0:00
0:00

0:00

Prawa autorskie: Fot. Wladyslaw Czulak / Agencja Wyborcza.plFot. Wladyslaw Czula...

„Od kilku lat do BRPO wpływają skargi obywateli i organizacji społecznych będących właścicielami nieruchomości w obrębie obwodów łowieckich” – czytamy w komunikacie Rzecznika Praw Obywatelskich Marcina Wiącka. Chodzi o zasady ustalania obwodów łowieckich i trudności z zakazywaniem polowań na swoim terenie. Wiącek dodaje, że przepisy prawa łowieckiego „nie gwarantują właścicielom nieruchomości odpowiedniej ochrony ich praw – co w opinii Rzecznika Praw Obywatelskich narusza art. 64 Konstytucji RP”.

O co chodzi? I jak na zarzuty RPO odpowiadają myśliwi?

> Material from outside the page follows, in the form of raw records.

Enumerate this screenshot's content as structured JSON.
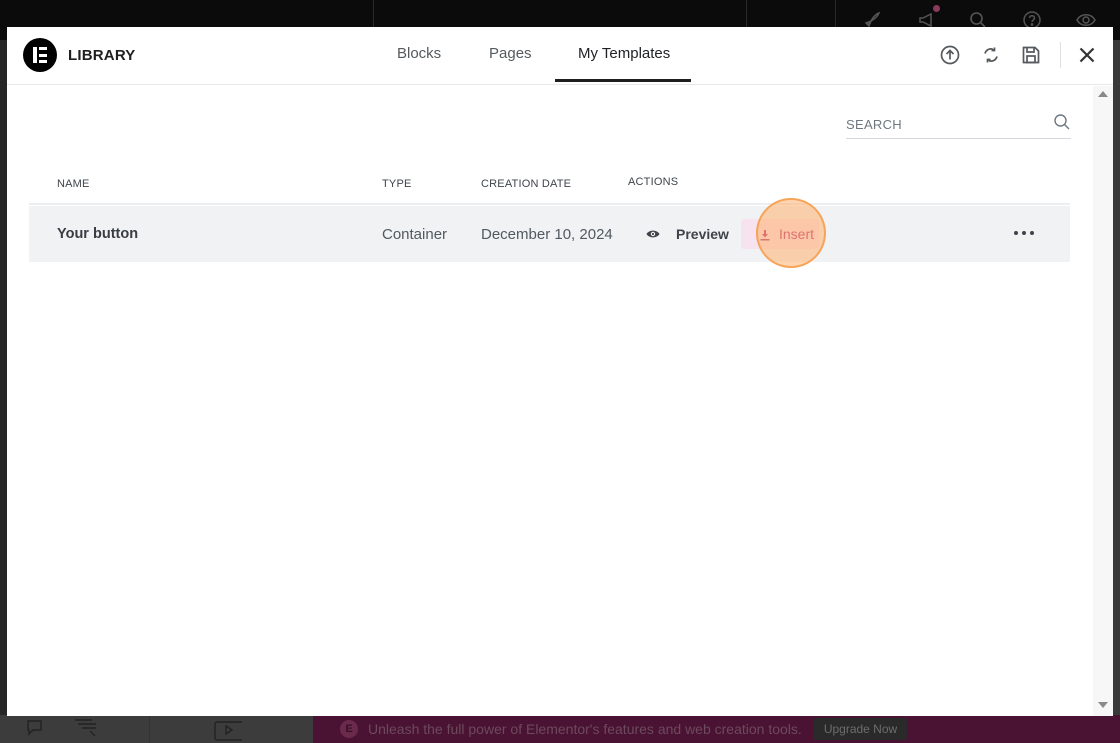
{
  "modal": {
    "title": "LIBRARY",
    "tabs": [
      {
        "label": "Blocks"
      },
      {
        "label": "Pages"
      },
      {
        "label": "My Templates",
        "active": true
      }
    ],
    "header_icons": [
      "upload-icon",
      "sync-icon",
      "save-icon",
      "close-icon"
    ]
  },
  "search": {
    "placeholder": "SEARCH",
    "value": ""
  },
  "table": {
    "columns": [
      "NAME",
      "TYPE",
      "CREATION DATE",
      "ACTIONS"
    ],
    "rows": [
      {
        "name": "Your button",
        "type": "Container",
        "creation_date": "December 10, 2024",
        "preview_label": "Preview",
        "insert_label": "Insert"
      }
    ]
  },
  "banner": {
    "text": "Unleash the full power of Elementor's features and web creation tools.",
    "button_label": "Upgrade Now"
  },
  "colors": {
    "accent": "#b5296f",
    "insert_bg": "#f7e3ef",
    "highlight": "#ffb06e"
  }
}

Obwody łowieckie – czyli co?

Wyjaśnijmy na początku, czym są obwody łowieckie. Ich definicję określa ustawa Prawo łowieckie, a dokładnie jego piąty rozdział: „Obwód łowiecki stanowi obszar gruntów o ciągłej powierzchni, zamkniętej jego granicami, nie mniejszy niż trzy tysiące hektarów, na którego obszarze istnieją warunki do prowadzenia łowiectwa”. W ustawie czytamy, że decyzją ministra środowiska obwód może być mniejszy – w szczególnych, uzasadnionych przypadkach. Obwodów nie ustala się w parkach narodowych i rezerwatach. Nie obejmują również miast – chyba że w granicach administracyjnych jest duży obszar polny lub leśny, na którym można dopuścić polowania.

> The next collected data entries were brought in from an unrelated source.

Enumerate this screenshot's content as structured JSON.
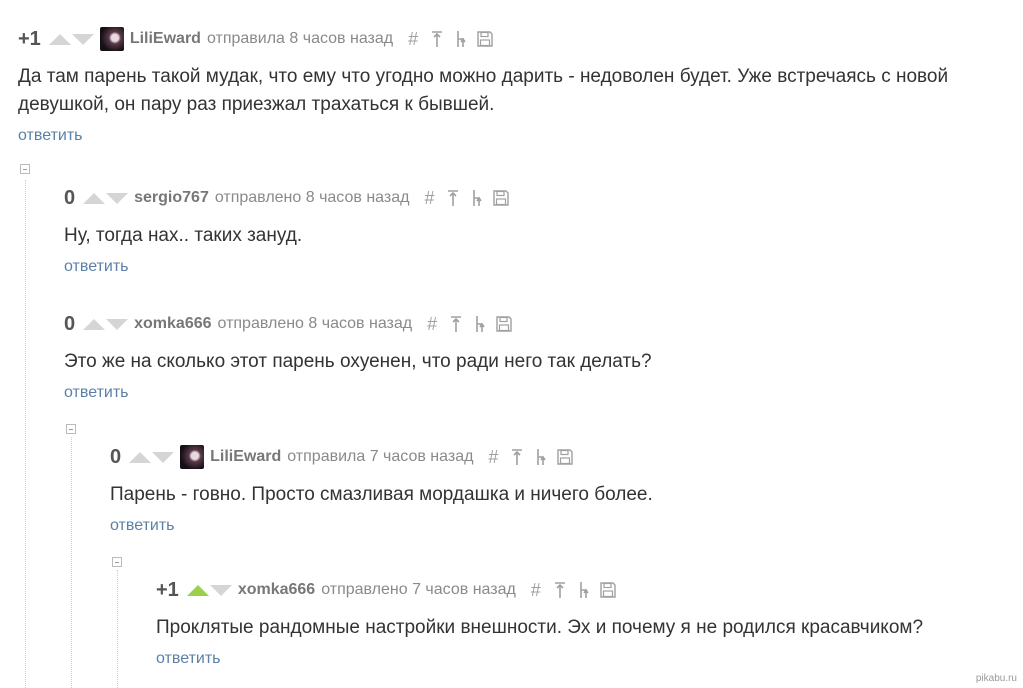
{
  "comments": [
    {
      "rating": "+1",
      "username": "LiliEward",
      "meta": "отправила 8 часов назад",
      "text": "Да там парень такой мудак, что ему что угодно можно дарить - недоволен будет. Уже встречаясь с новой девушкой, он пару раз приезжал трахаться к бывшей.",
      "reply": "ответить",
      "has_avatar": true
    },
    {
      "rating": "0",
      "username": "sergio767",
      "meta": "отправлено 8 часов назад",
      "text": "Ну, тогда нах.. таких зануд.",
      "reply": "ответить",
      "has_avatar": false
    },
    {
      "rating": "0",
      "username": "xomka666",
      "meta": "отправлено 8 часов назад",
      "text": "Это же на сколько этот парень охуенен, что ради него так делать?",
      "reply": "ответить",
      "has_avatar": false
    },
    {
      "rating": "0",
      "username": "LiliEward",
      "meta": "отправила 7 часов назад",
      "text": "Парень - говно. Просто смазливая мордашка и ничего более.",
      "reply": "ответить",
      "has_avatar": true
    },
    {
      "rating": "+1",
      "username": "xomka666",
      "meta": "отправлено 7 часов назад",
      "text": "Проклятые рандомные настройки внешности. Эх и почему я не родился красавчиком?",
      "reply": "ответить",
      "has_avatar": false,
      "upvoted": true
    }
  ],
  "icons": [
    "hash-icon",
    "jump-to-parent-icon",
    "jump-to-branch-icon",
    "save-icon"
  ],
  "colors": {
    "reply_link": "#5b80a8",
    "upvote_active": "#9ad04a",
    "arrow_inactive": "#d5d5d5"
  },
  "watermark": "pikabu.ru"
}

Ta sama ustawa wskazuje, że obwody łowieckie wyznacza sejmik województwa „w drodze uchwały, stanowiącej akt prawa miejscowego”. Obwody łowieckie są wyznaczone w całej Polsce, na terenach leśnych i polnych – nie tylko państwowych, ale również prywatnych. I to właśnie o prywatne działki toczy się spór, który trwa od przynajmniej kilkunastu lat. Właściciele gruntów zauważają, że zakazanie myśliwym polowania na swoim terenie jest skomplikowane i utrudniane. Na to również zwrócił uwagę RPO – ale o jego zarzutach za chwilę.

Najpierw przyjrzyjmy się, jakie zmiany zachodziły w procedurze ustalania obwodów.

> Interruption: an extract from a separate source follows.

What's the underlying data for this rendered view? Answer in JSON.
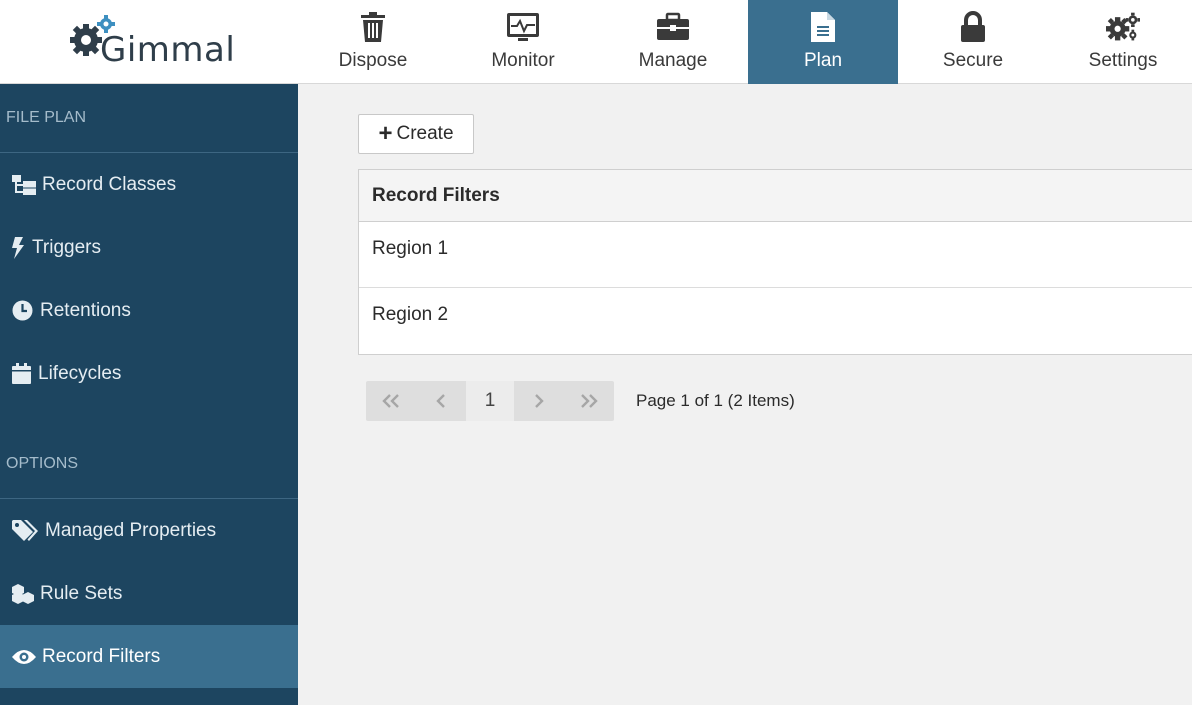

Wyrok TK wprowadził zmiany, ale to za mało

Procedura została nieco zmieniona po wyroku Trybunału Konstytucyjnego z 2014 roku.

TK orzekł, że przepis, który pozwala na ustalanie obwodów łowieckich, jest niekonstytucyjny. „Nie dawał możliwości właścicielom prywatnych terenów, żeby zgłosić sprzeciw wobec tego, że ich tereny są obejmowane obwodem” – wyjaśniał w OKO.press Krzysztof Wychowałek z Ośrodka Działań Ekologicznych „Źródła”. Dzięki wyrokowi TK pojawiła się możliwość zaskarżania aktów miejscowych. Krzysztof Wychowałek opowiadał: „Nasze stowarzyszenie ma las, który był objęty obwodem łowieckim. Dlatego jako jedni z pierwszych w Polsce złożyliśmy skargę na akt miejscowy do sądu administracyjnego i sąd ją uznał”. Zapadło 150 takich wyroków.

Przeczytaj także:

W 2018 roku Sejm uchwalił nowelizację prawa łowieckiego. Zapisano w niej, że właściciele mogą zgłaszać uwagi podczas uchwalania nowych obwodów. I choć brzmi to jak rozwiązanie problemu, w rzeczywistości wcale go nie rozwiązało.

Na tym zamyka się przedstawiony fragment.